I could make it in May, I'll count for at least two tickets, possibly more. 

Are they Tim Hortons donuts?


----------



## Fishfirst (Jan 24, 2005)

a fifteen hour drive means I need to take at least two days off of work. I'd go if its this summer.


----------



## leveldrummer (May 27, 2005)

hey hey hey... to many people are calling to many things in my house already, cmon ron, i only have 2 couches... and i dont drink beer... (any one a fan of jagermeister) and moby, if your bringing your dogs, shave em... its about 70 down here, and you might want to pack a fridge for your igloo too. haha, and who is tim horton?


----------



## Imbrium (Feb 7, 2005)

Tim Horton was a hockey player and then he opened a coffee/donut shop. It's a franchise now and they are all over the place in Ontario. I mean there are so many, I saw some across the street from each other.
And I looooove jager. (mmm, tastes like licorice)


----------



## Osiris (Jan 18, 2005)

i call dibs on LD's recliner, so


----------



## leveldrummer (May 27, 2005)

haha you just gonna abandon the family in the car mp? haha i dont think there are too many tim horton doughnuts down here, mainly dunkin and krispy kreme. (no recliner mp, couch and love seat, and a whole lot of floor.)


----------



## Mobydock (Sep 6, 2005)

Imbrium said:


> Tim Horton was a hockey player and then he opened a coffee/donut shop. It's a franchise now and they are all over the place in Ontario. I mean there are so many, I saw some across the street from each other.
> And I looooove jager. (mmm, tastes like licorice)


You forgot to mention that Tim Hortons is the best coffee shop ever. Their donuts aren't that great, but people joke around, saying they use cocaine for sugar in their coffee. People will line up out the door every morning for Tim's coffee, while the "Country Style" or "Coffee Time" across the street goes out of business.

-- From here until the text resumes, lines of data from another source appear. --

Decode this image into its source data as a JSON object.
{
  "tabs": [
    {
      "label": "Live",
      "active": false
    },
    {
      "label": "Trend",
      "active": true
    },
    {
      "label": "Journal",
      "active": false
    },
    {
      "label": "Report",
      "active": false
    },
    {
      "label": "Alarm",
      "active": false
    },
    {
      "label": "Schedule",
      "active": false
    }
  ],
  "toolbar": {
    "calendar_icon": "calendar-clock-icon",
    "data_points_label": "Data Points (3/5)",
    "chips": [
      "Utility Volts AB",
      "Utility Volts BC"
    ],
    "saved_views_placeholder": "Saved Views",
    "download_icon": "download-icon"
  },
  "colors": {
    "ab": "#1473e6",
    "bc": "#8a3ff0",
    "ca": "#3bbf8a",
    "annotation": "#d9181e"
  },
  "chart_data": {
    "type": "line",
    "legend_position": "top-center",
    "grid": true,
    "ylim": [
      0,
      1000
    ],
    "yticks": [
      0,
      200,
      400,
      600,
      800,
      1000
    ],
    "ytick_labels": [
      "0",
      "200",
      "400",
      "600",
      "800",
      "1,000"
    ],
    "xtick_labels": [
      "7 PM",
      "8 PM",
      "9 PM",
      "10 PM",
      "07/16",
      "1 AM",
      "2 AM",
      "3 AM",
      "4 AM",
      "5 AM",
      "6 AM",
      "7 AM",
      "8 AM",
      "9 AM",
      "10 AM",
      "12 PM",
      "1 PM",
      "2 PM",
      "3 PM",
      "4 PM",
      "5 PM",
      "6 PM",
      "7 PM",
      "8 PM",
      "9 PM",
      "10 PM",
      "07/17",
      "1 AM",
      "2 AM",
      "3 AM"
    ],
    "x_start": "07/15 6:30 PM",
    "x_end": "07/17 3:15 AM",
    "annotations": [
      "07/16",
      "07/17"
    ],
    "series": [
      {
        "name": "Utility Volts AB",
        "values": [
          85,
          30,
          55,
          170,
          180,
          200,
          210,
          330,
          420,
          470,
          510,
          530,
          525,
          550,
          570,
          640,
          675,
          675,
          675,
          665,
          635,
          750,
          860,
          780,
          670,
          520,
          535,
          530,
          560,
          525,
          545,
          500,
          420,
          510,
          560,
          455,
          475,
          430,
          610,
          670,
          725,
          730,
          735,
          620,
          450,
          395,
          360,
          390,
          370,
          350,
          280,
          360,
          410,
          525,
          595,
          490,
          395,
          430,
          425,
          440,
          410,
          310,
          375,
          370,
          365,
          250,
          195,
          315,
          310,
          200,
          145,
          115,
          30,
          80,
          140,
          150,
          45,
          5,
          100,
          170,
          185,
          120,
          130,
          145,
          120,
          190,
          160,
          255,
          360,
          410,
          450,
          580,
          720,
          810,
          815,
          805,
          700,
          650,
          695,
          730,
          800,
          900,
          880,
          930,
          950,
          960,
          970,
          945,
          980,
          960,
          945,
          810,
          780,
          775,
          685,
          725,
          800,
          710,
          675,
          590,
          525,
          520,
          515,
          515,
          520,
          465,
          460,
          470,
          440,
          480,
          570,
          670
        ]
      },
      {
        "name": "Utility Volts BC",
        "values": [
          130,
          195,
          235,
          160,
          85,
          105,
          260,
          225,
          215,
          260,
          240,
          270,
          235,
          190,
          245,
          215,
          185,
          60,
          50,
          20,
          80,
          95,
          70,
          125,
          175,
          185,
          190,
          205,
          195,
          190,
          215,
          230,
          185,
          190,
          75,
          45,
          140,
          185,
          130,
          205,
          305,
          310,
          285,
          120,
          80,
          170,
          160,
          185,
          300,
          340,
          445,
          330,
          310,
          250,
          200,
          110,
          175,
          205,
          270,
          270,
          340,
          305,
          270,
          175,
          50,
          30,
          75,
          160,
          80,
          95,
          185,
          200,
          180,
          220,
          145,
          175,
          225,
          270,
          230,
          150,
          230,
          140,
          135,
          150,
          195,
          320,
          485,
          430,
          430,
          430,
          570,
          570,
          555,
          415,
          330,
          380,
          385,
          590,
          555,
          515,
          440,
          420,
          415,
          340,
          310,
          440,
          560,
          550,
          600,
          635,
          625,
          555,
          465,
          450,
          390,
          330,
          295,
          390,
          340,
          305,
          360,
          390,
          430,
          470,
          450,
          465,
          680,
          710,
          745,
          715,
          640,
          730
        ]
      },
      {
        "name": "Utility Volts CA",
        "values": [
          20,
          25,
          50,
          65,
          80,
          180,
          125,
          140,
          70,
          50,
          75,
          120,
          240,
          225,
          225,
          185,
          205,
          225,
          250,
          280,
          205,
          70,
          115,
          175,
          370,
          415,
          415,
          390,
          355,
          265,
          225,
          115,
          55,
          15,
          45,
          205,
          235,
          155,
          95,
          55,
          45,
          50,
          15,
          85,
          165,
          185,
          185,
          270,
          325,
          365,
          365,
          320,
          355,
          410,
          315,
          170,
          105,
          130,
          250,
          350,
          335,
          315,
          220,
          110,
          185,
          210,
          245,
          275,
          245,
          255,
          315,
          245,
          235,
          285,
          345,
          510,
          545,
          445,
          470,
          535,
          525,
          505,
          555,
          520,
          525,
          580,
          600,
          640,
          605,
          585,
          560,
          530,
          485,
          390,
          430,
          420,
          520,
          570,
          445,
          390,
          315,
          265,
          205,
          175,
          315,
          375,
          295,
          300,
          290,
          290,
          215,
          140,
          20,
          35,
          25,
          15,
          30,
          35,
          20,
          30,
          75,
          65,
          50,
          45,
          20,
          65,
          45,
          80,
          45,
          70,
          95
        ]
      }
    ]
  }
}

Jag drinkers, eh. Since I will soon be a certified bartender, a buddy of mine wants me to make his shooter popular. It's 1/3 Jagermeister, 1/3 Bailey's and 1/3 Banana liqueur; he calls it the "three leg'ed donkey". I think he just likes the reaction on peoples faces when he asks for it.


----------



## leveldrummer (May 27, 2005)

Mobydock said:


> Jag drinkers, eh. Since I will soon be a certified bartender, a buddy of mine wants me to make his shooter popular. It's 1/3 Jagermeister, 1/3 Bailey's and 1/3 Banana liqueur; he calls it the "three leg'ed donkey". I think he just likes the reaction on peoples faces when he asks for it.


 that sounds absolutly gross, sorry. might be good, but it desnt sound it. i like the red headed (promiscuous woman, starts with "S") jager, peach shnapps and a little cran berry juice)


----------